Well, things have changed in our valley since those days back in the mid-nineties when many of us were focused on that mountain and little else. Yes, the mountain is there as it now always will be, and so is Mount Sentinel. But our city and the broader community of western Montana are growing and changing almost faster than we can keep track of. And the landscape from which we derive so much is changing right along with everything else. And sometimes that change occurs in ways that fill us with dismay or sadness, and a feeling of helplessness in the face of the forces that drive it.
So, this week, as Bob Henderson and I related the story of the heady time of the Mount Jumbo campaign and as I thought again about all the growth and change going on everywhere around us, I took some solace in remembering what this community is capable of when an idea catches fire and the collective shoulder is put to the wheel of what seems in insurmountable task.

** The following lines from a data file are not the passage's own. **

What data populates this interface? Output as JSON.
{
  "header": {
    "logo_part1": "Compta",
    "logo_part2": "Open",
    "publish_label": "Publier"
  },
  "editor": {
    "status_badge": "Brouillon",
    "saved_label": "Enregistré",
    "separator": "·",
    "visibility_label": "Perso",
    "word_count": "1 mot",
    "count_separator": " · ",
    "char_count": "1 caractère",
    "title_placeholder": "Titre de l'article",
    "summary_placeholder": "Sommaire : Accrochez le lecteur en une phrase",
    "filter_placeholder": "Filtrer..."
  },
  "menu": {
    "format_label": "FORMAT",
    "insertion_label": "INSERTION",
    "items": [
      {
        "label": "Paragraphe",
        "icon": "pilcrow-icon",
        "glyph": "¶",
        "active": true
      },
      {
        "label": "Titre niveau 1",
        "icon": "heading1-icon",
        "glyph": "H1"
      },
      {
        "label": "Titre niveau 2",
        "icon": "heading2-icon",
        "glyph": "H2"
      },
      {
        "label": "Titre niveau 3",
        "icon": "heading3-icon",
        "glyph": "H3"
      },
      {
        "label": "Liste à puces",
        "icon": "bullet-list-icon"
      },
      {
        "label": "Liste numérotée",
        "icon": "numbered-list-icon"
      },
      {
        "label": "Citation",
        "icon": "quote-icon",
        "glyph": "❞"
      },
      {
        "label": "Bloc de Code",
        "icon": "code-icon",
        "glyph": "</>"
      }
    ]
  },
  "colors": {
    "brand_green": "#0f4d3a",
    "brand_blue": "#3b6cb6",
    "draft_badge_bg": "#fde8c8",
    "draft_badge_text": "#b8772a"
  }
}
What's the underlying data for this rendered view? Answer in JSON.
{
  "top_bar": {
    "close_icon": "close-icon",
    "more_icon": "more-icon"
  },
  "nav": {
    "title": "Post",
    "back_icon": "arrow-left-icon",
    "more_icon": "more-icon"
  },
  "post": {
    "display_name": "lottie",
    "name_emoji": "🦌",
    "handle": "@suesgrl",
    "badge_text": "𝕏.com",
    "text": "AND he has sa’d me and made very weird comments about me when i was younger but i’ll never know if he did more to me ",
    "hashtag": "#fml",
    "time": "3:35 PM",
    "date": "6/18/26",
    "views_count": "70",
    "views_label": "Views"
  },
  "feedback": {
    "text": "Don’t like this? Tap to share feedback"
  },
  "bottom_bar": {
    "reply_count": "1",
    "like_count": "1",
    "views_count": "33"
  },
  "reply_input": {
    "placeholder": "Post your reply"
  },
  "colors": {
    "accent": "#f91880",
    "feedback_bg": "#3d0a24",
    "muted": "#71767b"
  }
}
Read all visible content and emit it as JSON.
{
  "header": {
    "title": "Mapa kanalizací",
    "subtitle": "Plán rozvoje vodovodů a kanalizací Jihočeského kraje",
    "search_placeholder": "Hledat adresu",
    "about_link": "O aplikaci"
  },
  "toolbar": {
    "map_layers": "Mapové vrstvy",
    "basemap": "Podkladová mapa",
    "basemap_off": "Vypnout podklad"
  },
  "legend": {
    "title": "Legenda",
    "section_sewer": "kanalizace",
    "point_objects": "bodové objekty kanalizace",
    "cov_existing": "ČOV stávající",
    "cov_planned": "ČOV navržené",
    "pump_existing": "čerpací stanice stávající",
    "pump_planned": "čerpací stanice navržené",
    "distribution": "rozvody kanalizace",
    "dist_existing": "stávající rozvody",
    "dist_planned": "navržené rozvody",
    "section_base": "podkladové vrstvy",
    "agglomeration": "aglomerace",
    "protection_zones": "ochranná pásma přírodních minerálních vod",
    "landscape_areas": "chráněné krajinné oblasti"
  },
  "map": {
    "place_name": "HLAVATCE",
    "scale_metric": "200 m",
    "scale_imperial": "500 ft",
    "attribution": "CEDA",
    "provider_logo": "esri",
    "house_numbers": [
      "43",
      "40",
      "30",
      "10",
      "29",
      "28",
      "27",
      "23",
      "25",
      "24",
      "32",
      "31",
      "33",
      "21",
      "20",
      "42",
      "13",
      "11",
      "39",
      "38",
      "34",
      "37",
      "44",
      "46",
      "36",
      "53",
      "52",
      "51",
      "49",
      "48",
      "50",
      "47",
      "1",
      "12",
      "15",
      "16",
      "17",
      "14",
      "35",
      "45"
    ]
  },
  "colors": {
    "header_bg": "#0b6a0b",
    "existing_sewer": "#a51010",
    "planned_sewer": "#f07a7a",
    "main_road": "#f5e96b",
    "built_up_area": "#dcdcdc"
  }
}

Now, as city and county government begin to look again at the landscape with an eye toward identifying what needs to remain intact, what merits protection, and where the opportunities are ripest and most attainable, it shouldn’t hurt one bit to remember those lessons of the past.
I don’t pretend to know what will come of discussions and deliberations designed to address these issues. But I do know that the residents of our valley and our part of the state share our connection to this magnificent landscape and the natural blessings it affords us. And when the time is right, our community will again rise to the challenge.
With Mount Jumbo, it was a collective effort involving the City of Missoula, the Montana Dept. of Fish Wildlife and Parks, the Rocky Mountain Elk Foundation, Save Open Space, the Five Valleys Land Trust, countless professional groups, community groups and organizations and thousands of individual supporters who all thought that mountain was worth their time and effort.
It can happen here again. It will happen here again.